Hocası paçasının tozunu silkerken, vermiş son dersini : "Evladım, ben sana bildiğim her şeyi öğrettim, yemin şart ederim ki bu böyle... Yalnız, sen gittikten sonra, elbette ki ben de boş durmadım, yeni şeyler öğrendim. Bu öğrendiklerimle de seni yendim... Oysa sen, benim öğrettiklerimle kalmışsın, üzerine katmamışsın belli ki"...

Efendim bendeniz Yusuf hoca, on yıllar önce yine bu gazetede, yine bu köşede, yine her salı yazar idim... Baktım da, 21 kasım 2011 de yazmışım son yazımı. Ve bir gün sonrası, ardımdan sitayişle bir yazı kaleme almıştı değerli dostum Ömer ŞEN… Son günlerde ısrarcı oldu sağ olsun, mutmain oldum, ikna oldum, müteşekkir oldum ve döndüm…

Geldim yine, dilimiz döndüğünce, kalemimiz tuttuğunca yazmaya geldim… 

Geldim gelmesine de, ne ben on yıl önceki ben, ne İnegöl eski İnegöl, ne dünya eski dünya, ne okuyucu on yıl öncenin adamı...
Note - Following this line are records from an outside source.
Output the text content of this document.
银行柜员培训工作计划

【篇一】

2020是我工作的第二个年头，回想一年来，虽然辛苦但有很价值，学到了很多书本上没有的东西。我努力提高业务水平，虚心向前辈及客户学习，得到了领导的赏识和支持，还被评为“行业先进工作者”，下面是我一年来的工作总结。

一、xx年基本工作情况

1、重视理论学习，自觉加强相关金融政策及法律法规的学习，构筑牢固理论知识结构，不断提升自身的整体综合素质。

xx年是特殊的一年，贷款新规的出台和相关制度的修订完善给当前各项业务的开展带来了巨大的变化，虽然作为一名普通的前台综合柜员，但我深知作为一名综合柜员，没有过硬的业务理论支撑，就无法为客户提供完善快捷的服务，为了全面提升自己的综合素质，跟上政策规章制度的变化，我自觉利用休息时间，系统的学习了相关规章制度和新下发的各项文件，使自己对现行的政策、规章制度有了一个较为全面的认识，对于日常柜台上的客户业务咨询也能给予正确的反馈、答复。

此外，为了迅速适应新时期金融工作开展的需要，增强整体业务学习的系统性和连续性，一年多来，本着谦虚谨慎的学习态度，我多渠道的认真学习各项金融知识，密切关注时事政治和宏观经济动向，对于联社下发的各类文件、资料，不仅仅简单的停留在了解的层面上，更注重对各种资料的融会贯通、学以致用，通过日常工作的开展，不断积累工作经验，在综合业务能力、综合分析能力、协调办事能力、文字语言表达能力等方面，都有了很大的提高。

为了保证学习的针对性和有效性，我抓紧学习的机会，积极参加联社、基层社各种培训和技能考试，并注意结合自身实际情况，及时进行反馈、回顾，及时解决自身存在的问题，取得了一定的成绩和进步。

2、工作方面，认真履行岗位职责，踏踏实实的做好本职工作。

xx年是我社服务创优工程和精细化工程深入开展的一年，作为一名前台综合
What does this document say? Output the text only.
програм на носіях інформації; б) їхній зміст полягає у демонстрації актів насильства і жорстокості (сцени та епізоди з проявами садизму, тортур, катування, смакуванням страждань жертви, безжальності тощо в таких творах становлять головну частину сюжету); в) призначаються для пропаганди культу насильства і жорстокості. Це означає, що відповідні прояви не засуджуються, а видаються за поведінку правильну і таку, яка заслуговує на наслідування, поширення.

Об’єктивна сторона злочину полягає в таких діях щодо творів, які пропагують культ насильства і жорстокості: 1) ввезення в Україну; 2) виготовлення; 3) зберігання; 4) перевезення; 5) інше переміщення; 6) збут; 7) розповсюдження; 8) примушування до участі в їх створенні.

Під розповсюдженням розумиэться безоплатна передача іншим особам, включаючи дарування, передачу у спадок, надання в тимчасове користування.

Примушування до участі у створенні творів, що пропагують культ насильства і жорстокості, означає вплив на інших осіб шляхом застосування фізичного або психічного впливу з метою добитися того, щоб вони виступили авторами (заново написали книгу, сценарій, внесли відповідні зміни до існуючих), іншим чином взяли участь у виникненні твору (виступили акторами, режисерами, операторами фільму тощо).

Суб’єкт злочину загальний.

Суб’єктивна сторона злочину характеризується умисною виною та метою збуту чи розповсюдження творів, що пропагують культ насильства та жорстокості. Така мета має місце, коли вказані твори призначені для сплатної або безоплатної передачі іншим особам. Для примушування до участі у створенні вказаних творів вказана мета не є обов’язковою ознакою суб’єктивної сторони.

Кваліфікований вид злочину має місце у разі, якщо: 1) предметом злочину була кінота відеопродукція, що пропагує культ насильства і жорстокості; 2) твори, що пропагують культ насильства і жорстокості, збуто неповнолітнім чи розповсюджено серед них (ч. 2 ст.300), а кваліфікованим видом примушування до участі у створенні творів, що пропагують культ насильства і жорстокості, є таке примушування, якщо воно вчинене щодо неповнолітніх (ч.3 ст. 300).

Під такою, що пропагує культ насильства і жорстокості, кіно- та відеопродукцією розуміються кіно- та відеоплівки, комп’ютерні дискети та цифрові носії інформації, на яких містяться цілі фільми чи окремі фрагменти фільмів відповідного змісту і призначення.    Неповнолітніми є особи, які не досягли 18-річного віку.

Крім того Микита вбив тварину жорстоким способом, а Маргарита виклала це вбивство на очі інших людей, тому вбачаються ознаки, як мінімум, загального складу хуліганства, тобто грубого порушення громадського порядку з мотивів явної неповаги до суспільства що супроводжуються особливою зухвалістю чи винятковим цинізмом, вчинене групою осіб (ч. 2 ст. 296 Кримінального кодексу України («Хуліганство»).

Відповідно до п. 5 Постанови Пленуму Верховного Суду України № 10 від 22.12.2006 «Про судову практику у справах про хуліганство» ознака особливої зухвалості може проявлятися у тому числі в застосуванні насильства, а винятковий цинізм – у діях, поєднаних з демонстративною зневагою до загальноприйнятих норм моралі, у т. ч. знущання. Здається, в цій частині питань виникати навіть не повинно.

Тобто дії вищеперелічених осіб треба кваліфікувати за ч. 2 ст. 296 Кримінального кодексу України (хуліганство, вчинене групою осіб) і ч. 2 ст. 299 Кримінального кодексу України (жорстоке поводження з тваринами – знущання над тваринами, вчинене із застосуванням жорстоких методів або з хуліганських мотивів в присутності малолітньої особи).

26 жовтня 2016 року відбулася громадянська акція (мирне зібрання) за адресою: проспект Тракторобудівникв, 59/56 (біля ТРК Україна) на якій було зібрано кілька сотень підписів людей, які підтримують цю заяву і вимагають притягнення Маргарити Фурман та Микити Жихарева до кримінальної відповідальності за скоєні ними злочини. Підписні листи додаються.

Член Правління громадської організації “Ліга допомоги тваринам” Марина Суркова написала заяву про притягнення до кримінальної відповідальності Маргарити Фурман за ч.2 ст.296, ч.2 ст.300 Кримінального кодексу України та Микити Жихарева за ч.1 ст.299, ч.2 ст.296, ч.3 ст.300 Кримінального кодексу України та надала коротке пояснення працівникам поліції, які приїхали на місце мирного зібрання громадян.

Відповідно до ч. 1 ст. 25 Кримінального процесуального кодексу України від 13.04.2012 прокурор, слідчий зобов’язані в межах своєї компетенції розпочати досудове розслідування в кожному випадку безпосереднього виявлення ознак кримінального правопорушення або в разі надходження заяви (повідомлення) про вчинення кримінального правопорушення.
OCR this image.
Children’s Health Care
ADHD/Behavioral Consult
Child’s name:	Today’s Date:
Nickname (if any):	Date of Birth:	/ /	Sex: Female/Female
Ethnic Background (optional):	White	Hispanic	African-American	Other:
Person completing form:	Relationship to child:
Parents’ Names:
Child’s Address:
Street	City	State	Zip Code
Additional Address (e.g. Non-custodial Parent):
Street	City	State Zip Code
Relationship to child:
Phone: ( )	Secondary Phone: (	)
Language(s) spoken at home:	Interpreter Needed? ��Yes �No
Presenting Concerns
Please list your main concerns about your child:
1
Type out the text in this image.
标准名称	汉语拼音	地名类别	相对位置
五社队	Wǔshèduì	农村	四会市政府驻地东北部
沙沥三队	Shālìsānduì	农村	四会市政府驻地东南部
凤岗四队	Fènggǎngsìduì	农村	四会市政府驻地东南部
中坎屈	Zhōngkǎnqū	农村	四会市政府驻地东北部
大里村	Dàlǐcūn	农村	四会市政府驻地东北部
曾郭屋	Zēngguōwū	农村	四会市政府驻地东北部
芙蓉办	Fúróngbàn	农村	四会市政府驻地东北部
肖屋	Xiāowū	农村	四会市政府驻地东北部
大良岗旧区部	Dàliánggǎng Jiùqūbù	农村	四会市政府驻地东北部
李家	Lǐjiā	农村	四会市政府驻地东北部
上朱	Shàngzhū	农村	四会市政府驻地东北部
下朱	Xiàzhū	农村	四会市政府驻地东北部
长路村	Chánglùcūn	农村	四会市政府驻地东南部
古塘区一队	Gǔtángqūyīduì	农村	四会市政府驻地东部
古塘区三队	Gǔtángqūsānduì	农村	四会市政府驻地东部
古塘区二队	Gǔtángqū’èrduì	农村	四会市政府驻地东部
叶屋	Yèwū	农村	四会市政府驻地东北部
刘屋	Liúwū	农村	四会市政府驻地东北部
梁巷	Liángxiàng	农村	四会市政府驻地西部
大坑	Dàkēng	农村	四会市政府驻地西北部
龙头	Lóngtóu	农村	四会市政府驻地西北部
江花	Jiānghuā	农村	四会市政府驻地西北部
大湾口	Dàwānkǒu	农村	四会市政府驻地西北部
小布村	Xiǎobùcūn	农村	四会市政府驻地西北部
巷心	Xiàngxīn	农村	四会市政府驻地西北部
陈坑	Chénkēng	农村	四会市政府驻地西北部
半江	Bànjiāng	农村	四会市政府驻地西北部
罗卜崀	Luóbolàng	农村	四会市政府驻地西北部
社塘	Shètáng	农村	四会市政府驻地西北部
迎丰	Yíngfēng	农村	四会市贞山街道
Çok sular akmış kuzum, devran çok fena dönmüş... Teknoloji almış başını gitmiş, dijital çağ bodoslama girmiş hayatımıza.  “Z” kuşağı diye bir afacan kuşak gelmiş ki, ne geliş... Dur desen durmaz, oku desen okumaz, yaz desen yazmaz, dinle desen... E benim de hedef kitlem bu nesil olmalı. Zira bizim kuşak ve bir sonrası, anlar beni zaten; aynı müesses nizamda yaşadık zorlukları, yoklukları, anarşiyi, dostluğu, isyanı, nisyanı… Hatıralarımız ortak, emellerimiz benzer bizim; empati de kurarız bir şekilde, seviniriz de, ağlarız da birlikte. Milliyetçiyiz icabında, dindarız aynı zamanda, kavgaya da geliriz, sevgiye de, küsmeden darılmadan. Gerektiğinde bir de oluruz, bin de; bi şekilde uzlaşırız anlayacağın… 

Benim derdim, inatla bizi çatıştırmaya çalışan küreselcilerin ağındaki gençlik… Onlara ulaşmalıyım acilen. Spordan bahsetmeliyim onlara, eğitimden, ahlaktan, erdemden söz etmeliyim… Bu jenerasyonla iletişim kurabileceğim damar bulmalıyım. İlgilerini çekmeliyim, etkilemeliyim, dokunmalıyım ucundan kıyısından hayatlarına…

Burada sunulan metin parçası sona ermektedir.